Dionisios es el dios de la fiesta y de la transgresión

religiosa. Está considerado como el dios del vino y la

embriaguez. Es un dios ebrio, es el dios cuya esencia

divina es la locura. Pero, para empezar, la locura es en sí

de esencia divina, En el sentido de que rechaza las

reglas de la razón.

GEORGES BATAILLE ( 1897-1962)

 

Las crónicas chilenas del siglo XVI refieren que las primeras vides llegadas a esa nación sudamericana fueron llevadas por Francisco de Caravantes, en 1548, un sacerdote español a quien animaba el deseo de propagar su cultivo, puesto que debía contar con vino para celebrar la ceremonia cristiana de la misa cotidiana. Igualmente, existe la mención en esos relatos seculares que fue Francisco de Aguirre el primer viticultor en el país andino, ya que en 1551  recogió la primera cosecha de la que se tiene memoria histórica.

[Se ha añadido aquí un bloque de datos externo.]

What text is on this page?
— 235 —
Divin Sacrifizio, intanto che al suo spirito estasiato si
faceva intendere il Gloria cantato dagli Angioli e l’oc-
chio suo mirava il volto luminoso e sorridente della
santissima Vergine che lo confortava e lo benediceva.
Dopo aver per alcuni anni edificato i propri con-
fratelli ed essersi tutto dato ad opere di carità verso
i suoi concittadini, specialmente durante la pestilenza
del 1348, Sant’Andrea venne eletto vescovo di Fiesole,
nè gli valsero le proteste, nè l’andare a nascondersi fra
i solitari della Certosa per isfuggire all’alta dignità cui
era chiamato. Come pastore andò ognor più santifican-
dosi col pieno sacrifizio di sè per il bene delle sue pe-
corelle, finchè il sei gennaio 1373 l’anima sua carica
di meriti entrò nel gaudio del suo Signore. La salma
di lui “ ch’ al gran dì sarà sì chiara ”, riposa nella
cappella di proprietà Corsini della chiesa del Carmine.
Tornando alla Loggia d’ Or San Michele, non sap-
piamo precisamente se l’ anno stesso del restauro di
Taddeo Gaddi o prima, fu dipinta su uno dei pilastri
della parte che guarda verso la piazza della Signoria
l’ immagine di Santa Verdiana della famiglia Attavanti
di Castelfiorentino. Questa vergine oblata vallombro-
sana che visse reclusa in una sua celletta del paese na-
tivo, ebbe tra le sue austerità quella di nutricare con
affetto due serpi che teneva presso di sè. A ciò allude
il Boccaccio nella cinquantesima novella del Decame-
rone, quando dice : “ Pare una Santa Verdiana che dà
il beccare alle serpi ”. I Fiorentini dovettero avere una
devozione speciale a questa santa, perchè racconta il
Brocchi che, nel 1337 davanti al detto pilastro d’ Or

A mediados del siglo XIX llegaron a Chile las primeras cepas francesas, con las cuales se buscó reemplazar las variedades españolas, que habían sido las que originalmente fueron introducidas  durante el período en que Chile era una colonia hispana. Entre otras, puedo enlistar los siguientes vidueños: Cabernet Sauvignon, Merlot, Pinot Noir, Sauvignon Blanc, Semillon, Riesling, Chardonnay y Gewürztraminer. Es conveniente agregar que  ---según han afirmado los especialistas en viticultura--- “estos son los únicos clones pre-filoxera existentes actualmente en el mundo”, ya que, como se recuerda, el viñedo europeo quedó virtualmente arrasado por la filoxera en la segunda mitad del siglo XIX. A partir del momento en que las variedades de uvas europeas, consideradas finas para la elaboración de vinos de mesa, llegaron a Chile, se registró una acentuada prosperidad en esta actividad agrícola. Al comenzar el siglo veinte, concretamente en 1903, la producción de vino fue de doscientos setenta y cinco millones de litros, y desde entonces estos néctares etílicos gozan de merecida fama por su calidad y sabor, y su producción no ha cesado de incrementarse.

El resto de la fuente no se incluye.